Un dispositif spécifique pour les nanomatériaux produits ou importés en deçà de une tonne par an ?
Mi-2019, le Conseil de l'Union européenne a demandé à la Commission européenne d'étendre le mandat de l'agence européenne des produits chimiques (ECHA) afin qu'elle puisse collecter et mettre à disposition des données de recherche sur la caractérisation, le danger et l'exposition potentielle de nanoformes de substances qui n'étaient jusqu'à présent pas enregistrées sous REACH, leur tonnage annuel étant inférieur au seuil de une tonne par an5 .
Un fonds abondé par les entreprises qui importent, produisent ou utilisent ces nanomatériaux manufacturés, permettrait de mutualiser le financement des outils de caractérisation et les recherches indépendantes sur les risques associés aux nanomatériaux et pallier ainsi le manque de moyens nécessaires pour le travail de caractérisation des nanomatériaux et d’évaluation des risques. Confié à un intermédiaire public qui jouerait le rôle de "pare-feu" avant de flécher les financements vers des laboratoires indépendants et reposant sur une procédure d'évaluation robuste et transparente des projets et des résultats (avec une ouverture aux ONG et citoyens), ce compte "nanosafety" permettrait également de garantir une meilleure fiabilité des résultats et de restaurer la confiance.

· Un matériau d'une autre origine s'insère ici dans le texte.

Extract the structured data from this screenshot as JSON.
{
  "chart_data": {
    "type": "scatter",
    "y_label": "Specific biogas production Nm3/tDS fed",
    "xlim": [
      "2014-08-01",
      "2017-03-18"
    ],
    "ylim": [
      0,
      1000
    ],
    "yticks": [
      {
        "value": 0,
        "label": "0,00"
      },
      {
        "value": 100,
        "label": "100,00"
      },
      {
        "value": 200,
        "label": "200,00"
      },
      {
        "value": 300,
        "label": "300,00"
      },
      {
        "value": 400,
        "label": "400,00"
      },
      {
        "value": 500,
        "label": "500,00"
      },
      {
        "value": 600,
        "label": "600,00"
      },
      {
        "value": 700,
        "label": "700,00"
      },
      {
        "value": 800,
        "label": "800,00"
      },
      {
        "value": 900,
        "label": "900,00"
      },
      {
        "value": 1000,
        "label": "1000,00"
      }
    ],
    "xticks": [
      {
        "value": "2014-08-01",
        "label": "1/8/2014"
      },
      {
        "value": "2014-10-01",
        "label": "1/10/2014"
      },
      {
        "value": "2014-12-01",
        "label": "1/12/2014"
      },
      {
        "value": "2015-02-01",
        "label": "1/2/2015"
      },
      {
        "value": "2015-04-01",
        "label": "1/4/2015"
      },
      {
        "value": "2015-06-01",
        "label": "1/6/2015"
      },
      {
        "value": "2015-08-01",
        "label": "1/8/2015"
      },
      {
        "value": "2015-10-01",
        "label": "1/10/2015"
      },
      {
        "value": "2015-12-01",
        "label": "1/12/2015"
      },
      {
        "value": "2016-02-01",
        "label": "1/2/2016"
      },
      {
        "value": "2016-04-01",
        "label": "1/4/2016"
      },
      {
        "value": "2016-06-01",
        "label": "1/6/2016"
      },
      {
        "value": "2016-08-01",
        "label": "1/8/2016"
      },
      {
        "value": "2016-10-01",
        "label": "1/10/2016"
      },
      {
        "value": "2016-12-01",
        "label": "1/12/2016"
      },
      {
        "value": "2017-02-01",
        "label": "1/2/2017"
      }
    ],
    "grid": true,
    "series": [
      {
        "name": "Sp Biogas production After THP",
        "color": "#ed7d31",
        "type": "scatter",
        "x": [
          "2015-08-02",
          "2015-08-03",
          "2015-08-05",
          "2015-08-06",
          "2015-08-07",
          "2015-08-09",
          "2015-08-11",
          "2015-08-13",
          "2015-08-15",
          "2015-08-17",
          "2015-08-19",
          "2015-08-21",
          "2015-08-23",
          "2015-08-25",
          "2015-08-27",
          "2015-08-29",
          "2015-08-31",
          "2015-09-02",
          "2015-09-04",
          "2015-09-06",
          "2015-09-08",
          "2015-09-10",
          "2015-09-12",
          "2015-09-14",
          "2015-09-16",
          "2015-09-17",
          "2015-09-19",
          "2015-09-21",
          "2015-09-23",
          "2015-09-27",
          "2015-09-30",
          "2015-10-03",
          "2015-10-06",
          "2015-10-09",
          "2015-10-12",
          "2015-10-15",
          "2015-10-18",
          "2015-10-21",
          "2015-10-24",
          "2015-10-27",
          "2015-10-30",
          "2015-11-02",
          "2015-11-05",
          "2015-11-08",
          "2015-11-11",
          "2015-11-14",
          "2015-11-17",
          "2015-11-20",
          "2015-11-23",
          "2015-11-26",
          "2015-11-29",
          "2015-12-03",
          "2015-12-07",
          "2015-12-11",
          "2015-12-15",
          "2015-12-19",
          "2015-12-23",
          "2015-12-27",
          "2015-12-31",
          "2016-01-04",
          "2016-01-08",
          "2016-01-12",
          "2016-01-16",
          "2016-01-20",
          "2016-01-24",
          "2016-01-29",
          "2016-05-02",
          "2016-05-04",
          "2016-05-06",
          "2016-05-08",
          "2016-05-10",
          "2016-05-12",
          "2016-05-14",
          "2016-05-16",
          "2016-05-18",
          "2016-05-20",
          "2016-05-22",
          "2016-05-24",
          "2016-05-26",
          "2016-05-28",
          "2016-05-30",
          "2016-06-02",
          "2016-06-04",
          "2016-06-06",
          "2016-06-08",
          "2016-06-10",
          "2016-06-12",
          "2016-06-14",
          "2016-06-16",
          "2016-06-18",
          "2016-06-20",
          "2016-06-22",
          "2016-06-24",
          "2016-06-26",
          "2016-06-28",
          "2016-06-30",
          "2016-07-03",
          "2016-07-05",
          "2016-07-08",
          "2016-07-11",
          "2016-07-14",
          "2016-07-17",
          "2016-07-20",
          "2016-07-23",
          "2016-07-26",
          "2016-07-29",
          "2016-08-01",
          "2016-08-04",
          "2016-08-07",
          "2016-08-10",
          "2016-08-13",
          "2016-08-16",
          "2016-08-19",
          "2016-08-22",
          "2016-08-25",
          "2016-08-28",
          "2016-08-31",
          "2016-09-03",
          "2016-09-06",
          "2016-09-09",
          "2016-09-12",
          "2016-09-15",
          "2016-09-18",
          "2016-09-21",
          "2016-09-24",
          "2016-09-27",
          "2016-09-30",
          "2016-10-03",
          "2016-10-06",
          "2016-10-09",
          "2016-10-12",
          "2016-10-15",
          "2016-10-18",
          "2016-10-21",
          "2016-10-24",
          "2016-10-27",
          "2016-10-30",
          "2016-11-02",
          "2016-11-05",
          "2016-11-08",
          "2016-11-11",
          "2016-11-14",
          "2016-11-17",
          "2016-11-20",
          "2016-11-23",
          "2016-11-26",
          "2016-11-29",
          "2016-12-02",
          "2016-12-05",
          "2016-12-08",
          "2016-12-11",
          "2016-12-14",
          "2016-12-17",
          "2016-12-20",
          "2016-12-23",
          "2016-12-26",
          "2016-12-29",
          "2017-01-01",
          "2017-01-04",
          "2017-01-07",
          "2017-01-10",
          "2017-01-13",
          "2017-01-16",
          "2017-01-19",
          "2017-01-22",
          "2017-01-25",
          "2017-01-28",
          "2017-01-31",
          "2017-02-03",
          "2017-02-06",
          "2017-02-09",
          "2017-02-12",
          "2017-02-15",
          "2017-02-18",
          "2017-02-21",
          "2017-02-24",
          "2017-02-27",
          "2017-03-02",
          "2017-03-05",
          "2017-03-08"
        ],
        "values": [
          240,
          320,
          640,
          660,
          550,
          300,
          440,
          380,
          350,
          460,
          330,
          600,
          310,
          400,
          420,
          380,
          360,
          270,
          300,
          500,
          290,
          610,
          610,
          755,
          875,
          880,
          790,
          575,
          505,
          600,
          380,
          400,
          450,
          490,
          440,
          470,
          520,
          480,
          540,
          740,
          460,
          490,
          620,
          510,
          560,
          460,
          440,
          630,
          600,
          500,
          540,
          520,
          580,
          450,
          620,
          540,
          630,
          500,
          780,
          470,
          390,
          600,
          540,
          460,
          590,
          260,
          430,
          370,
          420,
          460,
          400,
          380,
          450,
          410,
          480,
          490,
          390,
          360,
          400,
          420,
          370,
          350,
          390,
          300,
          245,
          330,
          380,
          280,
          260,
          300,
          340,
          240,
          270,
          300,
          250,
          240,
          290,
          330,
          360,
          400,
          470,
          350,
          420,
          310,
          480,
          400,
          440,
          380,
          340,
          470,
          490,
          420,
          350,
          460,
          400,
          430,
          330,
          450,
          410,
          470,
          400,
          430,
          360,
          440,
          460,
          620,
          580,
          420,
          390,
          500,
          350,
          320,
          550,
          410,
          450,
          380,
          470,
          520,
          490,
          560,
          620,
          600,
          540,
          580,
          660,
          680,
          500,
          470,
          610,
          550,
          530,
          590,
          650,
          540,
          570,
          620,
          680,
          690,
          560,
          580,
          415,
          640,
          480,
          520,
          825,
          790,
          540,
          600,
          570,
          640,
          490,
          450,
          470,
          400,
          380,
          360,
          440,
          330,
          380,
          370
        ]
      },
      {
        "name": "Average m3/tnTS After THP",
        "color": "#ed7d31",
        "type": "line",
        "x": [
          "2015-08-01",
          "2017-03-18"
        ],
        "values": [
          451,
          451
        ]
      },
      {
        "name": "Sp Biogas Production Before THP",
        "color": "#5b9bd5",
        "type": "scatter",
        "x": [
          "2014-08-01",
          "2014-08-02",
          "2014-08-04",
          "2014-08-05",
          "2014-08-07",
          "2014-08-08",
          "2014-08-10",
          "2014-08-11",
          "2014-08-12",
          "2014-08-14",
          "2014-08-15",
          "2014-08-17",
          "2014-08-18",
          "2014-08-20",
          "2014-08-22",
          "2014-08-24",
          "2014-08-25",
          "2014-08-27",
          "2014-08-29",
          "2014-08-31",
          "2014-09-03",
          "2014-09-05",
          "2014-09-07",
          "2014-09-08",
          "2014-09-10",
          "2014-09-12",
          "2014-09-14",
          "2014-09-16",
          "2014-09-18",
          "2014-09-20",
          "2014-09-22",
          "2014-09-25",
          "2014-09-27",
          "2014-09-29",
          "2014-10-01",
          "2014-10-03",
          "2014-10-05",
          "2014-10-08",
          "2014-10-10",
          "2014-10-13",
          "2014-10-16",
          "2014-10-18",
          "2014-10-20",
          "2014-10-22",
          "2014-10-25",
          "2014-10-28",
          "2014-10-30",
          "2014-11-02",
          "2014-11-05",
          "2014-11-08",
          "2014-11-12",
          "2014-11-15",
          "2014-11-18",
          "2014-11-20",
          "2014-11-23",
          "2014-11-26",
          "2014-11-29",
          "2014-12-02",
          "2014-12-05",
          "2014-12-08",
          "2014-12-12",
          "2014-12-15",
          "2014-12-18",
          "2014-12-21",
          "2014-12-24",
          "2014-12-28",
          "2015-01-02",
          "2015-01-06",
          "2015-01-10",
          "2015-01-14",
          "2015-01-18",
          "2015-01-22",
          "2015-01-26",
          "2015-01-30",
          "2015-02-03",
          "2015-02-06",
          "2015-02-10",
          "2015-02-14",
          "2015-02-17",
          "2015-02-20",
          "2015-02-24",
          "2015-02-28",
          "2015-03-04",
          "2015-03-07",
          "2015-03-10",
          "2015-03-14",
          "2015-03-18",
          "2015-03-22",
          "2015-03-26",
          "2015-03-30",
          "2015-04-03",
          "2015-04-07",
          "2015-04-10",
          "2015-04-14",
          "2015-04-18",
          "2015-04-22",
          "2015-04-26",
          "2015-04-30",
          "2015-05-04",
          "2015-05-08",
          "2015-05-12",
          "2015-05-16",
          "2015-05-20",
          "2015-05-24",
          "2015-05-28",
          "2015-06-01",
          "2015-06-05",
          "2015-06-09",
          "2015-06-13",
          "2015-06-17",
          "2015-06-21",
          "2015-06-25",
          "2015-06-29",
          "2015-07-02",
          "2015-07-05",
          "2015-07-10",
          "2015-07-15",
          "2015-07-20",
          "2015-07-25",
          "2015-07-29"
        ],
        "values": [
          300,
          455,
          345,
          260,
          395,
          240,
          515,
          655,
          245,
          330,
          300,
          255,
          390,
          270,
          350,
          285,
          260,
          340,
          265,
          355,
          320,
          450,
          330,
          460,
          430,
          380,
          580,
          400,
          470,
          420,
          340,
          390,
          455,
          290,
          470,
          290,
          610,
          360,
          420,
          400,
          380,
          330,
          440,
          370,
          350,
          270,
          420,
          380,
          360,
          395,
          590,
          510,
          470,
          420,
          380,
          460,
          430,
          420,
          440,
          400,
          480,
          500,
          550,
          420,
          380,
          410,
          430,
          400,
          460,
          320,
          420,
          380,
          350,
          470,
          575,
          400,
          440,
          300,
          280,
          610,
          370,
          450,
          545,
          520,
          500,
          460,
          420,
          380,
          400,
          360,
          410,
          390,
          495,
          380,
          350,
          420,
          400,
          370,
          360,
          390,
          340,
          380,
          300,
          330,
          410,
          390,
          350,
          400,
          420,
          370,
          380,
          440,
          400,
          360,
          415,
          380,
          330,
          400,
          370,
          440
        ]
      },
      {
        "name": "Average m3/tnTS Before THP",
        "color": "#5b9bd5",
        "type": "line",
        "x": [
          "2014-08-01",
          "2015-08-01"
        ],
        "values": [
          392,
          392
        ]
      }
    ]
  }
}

Une attention nécessaire pour les matériaux dits "avancés"
En sus des nanomatériaux au sens strict, il est nécessaire d’intégrer à la réglementation les matériaux dits "avancés" qui déploient aussi pour beaucoup des propriétés spécifiques à l'échelle nano (céramiques & polymères "de pointe", renforcés par des biofibres et/ou des nanocharges, matériaux composites "intelligents", matériaux bio-actifs, nanocapteurs, etc.)
Selon un rapport commandité par l'Observatoire européen des nanomatériaux et publié en 19 septembre 2019, les réglementations actuelles de l'Union européenne offriraient un cadre réglementaire adéquat pour caractériser et identifier les nanomatériaux de "prochaine génération"5. Sur les huit experts interrogés, la moitié venait directement de l'industrie. Côté protection de la santé ? Aucun expert auditionné. Côté protection de l'environnement ? Un seul fonctionnaire (allemand). Les experts de notre réseau partagent notre scepticisme sur l’analyse proposée par ce rapport. La démocratie sanitaire et environnementale vaut mieux que ça.